As per the Sebi order BSE had carried out a full-fledged inspection on Karvy for FY 2016-17.

In the same year, BSE had received an email from the regulator highlighting a complaint against Karvy for breaching the networth norms. Karvy had been investing in group companies through both debt and equity. Karvy has a very high debt of Rs.1000 crores debt on very low equity bases. This debt ideally should have made Karvy’s net worth negative.

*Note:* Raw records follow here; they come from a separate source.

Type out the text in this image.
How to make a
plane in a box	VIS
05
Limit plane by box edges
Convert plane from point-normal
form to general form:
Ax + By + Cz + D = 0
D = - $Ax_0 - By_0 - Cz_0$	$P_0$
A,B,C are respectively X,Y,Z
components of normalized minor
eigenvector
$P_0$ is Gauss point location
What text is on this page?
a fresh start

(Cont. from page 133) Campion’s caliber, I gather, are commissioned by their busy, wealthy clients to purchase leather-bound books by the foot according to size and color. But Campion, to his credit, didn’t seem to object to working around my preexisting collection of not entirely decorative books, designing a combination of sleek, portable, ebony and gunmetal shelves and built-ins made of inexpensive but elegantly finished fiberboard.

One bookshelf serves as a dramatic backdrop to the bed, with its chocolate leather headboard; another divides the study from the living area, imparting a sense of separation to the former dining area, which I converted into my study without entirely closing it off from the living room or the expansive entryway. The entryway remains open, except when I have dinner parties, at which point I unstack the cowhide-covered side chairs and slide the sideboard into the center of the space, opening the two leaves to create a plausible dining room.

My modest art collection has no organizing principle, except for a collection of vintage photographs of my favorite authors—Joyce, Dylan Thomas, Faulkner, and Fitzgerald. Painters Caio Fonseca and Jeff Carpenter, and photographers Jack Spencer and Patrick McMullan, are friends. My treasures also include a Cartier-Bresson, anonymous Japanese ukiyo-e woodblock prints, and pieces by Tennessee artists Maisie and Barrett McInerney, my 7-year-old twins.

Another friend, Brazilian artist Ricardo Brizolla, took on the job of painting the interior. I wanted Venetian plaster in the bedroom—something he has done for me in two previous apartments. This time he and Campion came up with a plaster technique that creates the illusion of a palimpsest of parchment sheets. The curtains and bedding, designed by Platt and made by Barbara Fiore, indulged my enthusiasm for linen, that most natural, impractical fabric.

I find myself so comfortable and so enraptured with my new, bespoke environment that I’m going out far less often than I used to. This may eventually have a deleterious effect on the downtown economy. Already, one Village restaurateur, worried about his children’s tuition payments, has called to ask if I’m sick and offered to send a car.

NSE in the same fiscal had found Karvy funding substantial amounts (Corporate Guarantee amounting to 1,917 Crores) to the group company not involved in any securities business resulting into negative networth of 79.75 Crores of KSBL. It was also observed by NSE that the value of corporate guarantee issued was higher than its total balance sheet value of 1338.21 crores as on 31-03-2016

During the full-fledged inspection BSE did not flag the negative net worth concerns, Sebi said in the order.

“It is necessary to appreciate that Noticee (BSE) performs the role of a frontline regulator and its obligation to conduct inspection of brokers cannot be merely checklist based, particularly when a red flag was highlighted to it by Sebi and Noticee was aware of imposition of penalty on KSBL (Karvy) by NSE. However, from the inspection report of 2016-17 and from the submission of the Noticee, I find that the inspection was carried out in a routine and mechanical manner, without taking into consideration reference from Sebi and findings of NSE,” the Sebi order against BSE said.

Against NSE, Sebi said that exchange needed to have taken proactive action since there were serious findings by NSE relating to KSBL funding substantial amounts to the group company.

“KSBL (Karvy) was successfully able to evade detection of client security pledging because it misinformed NSE that the account was margin account of the other exchange and did not pertain to NSE transactions. Accepting the claim of KSBL at face value that the account was a BSE margin account also shows lack of reasonable due diligence on the part NSE in ensuring required compliance,” Sebi said in the 89-page order against NSE.

“The standard of due diligence for the Noticee (NSE) has to be seen in the context of its function as first level regulator and the onerous responsibility cast upon it to provide a safe and reliable infrastructure for trading in securities,” said Sebi.